Pink News, an on-line homosexual newspaper, reported Mrs Harman as saying:
‘We've got a situation where we are fighting as hard as we can but this election is ours to win. It's going to be a foot soldiers’ election. We don't want to wake up and find we have a homophobic home secretary. David Cameron should have sacked him as soon as he said that.
‘If [the Tories] became the government, then all our determination to make progress would have the legs kicked away from under it.
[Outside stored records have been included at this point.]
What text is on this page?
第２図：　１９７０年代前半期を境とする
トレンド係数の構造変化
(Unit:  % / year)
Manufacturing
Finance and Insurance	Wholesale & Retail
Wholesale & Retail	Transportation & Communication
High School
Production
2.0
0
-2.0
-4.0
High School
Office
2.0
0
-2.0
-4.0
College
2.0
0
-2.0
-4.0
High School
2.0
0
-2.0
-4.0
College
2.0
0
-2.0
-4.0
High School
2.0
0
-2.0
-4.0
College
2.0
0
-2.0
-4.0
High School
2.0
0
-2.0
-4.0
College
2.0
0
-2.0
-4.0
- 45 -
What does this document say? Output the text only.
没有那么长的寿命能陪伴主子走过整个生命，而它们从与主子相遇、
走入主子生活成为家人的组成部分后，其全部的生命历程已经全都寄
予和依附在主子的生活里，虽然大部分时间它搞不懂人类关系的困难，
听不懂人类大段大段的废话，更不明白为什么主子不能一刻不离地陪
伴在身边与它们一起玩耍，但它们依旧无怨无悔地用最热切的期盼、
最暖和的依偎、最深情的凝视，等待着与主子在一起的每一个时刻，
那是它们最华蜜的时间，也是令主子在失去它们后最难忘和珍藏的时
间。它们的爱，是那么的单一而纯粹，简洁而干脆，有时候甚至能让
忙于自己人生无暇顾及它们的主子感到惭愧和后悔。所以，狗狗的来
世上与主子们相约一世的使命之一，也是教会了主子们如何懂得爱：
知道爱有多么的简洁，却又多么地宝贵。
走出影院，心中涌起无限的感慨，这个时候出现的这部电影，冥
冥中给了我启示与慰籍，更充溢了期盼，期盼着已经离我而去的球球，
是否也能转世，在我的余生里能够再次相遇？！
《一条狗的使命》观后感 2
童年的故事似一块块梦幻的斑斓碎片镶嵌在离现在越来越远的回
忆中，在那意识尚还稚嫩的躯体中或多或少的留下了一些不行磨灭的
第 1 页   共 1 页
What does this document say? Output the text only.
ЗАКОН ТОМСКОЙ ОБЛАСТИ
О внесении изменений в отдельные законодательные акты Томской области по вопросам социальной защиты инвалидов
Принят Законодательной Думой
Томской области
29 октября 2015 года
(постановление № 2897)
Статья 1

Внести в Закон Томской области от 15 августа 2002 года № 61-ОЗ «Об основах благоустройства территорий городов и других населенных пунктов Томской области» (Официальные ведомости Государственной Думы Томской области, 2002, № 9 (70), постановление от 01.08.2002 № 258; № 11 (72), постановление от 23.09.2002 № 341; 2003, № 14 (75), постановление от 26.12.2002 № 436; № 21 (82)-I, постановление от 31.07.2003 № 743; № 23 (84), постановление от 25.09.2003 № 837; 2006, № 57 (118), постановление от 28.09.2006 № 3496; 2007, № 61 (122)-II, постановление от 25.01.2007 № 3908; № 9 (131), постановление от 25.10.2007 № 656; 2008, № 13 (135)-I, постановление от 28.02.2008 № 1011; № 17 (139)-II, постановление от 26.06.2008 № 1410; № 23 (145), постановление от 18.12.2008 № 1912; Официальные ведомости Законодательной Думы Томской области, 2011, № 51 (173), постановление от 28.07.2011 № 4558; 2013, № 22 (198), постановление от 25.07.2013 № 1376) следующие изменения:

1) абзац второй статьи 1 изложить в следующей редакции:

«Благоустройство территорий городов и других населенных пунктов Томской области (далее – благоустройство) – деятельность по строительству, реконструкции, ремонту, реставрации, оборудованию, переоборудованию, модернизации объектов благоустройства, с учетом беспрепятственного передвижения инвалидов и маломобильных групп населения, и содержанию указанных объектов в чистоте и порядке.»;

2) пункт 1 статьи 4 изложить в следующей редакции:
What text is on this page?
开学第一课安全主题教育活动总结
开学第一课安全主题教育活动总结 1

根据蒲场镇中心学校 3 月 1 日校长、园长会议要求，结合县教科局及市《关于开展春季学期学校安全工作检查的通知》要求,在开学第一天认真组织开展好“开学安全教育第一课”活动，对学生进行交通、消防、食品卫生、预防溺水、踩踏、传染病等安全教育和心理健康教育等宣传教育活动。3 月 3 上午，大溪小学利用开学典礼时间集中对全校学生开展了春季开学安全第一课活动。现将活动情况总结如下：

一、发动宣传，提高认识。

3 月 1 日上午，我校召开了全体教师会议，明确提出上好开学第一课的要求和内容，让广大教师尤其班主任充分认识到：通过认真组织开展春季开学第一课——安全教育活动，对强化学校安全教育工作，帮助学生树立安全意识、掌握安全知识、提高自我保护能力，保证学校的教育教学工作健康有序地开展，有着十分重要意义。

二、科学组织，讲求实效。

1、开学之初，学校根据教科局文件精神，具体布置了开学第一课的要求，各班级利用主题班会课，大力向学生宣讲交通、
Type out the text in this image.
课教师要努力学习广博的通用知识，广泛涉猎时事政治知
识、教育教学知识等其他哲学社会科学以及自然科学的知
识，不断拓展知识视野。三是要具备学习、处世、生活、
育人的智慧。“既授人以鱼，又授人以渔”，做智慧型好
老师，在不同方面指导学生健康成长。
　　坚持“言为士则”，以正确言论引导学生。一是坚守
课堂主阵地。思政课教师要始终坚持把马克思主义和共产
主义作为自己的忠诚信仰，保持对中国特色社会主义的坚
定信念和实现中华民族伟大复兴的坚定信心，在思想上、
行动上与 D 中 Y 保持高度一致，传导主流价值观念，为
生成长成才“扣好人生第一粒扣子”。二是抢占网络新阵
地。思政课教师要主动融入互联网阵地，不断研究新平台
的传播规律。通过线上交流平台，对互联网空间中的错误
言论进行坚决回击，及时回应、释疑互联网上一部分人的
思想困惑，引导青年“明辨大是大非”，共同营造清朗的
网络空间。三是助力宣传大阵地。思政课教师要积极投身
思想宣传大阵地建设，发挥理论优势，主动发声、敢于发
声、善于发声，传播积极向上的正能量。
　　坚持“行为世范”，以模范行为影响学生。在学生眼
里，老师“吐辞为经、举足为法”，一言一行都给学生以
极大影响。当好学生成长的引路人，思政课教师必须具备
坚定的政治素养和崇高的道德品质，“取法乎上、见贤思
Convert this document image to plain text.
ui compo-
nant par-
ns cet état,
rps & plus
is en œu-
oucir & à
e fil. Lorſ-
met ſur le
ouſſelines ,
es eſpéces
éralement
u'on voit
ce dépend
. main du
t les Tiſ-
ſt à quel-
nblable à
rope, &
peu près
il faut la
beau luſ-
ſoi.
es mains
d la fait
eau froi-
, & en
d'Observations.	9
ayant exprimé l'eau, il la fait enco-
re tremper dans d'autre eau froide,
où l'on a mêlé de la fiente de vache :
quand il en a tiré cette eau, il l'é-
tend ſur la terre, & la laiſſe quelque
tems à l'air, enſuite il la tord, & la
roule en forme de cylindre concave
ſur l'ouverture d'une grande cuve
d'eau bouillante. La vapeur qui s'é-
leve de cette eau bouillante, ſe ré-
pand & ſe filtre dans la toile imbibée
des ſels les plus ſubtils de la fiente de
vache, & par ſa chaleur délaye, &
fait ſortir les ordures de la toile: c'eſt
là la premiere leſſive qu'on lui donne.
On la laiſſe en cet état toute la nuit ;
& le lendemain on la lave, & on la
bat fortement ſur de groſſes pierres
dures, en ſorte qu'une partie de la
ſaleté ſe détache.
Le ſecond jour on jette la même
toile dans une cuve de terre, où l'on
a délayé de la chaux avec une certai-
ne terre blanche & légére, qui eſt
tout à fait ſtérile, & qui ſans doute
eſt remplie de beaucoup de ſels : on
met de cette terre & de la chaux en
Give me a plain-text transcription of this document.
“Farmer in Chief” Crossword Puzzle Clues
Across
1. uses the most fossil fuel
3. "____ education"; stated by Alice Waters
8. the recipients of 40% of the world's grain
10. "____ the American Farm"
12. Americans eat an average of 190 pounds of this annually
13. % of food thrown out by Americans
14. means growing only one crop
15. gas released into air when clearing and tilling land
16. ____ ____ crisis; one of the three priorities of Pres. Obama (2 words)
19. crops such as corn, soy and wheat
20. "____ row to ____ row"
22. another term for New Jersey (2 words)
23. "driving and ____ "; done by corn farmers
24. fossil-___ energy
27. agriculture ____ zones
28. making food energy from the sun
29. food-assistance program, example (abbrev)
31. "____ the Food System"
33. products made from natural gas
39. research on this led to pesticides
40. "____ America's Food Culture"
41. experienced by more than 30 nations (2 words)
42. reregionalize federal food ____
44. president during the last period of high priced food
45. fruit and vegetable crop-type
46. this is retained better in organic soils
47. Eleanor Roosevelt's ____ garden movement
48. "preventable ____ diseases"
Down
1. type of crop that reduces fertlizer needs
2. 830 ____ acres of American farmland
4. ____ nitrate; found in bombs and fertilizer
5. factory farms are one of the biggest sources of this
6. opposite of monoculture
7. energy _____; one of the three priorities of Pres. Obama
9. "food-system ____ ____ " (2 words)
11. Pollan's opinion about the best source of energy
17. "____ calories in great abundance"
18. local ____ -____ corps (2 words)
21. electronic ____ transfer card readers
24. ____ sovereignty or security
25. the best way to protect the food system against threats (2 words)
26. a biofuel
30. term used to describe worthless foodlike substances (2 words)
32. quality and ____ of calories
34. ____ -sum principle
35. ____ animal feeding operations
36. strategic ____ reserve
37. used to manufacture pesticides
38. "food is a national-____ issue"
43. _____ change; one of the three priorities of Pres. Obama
We need to be in absolutely no doubt about that.’
Mr Bryant also told a story of how he had ‘experienced homophobia’ when he tried to share a bed with his civil partner at a hotel.
‘That's why what Chris Grayling probably dismisses as a tiny, insignificant thing, is enormously important,’ he said.
Mrs Harman was reported as holding a copy of the Equality Act 2010 and saying that it would ‘gather dust on a shelf’ if the Conservative Party wins the elections.
She was criticised on numerous occasions regarding her secular ultra-feminist and homosexual ‘equality’ agenda.
In May 2008, Mrs Harman declared in an interview that marriage was ‘irrelevant’ to public policy, questioned whether fathers were necessary at all and described high rates of separation as a 'positive development', as it reflected 'greater choice' for couples.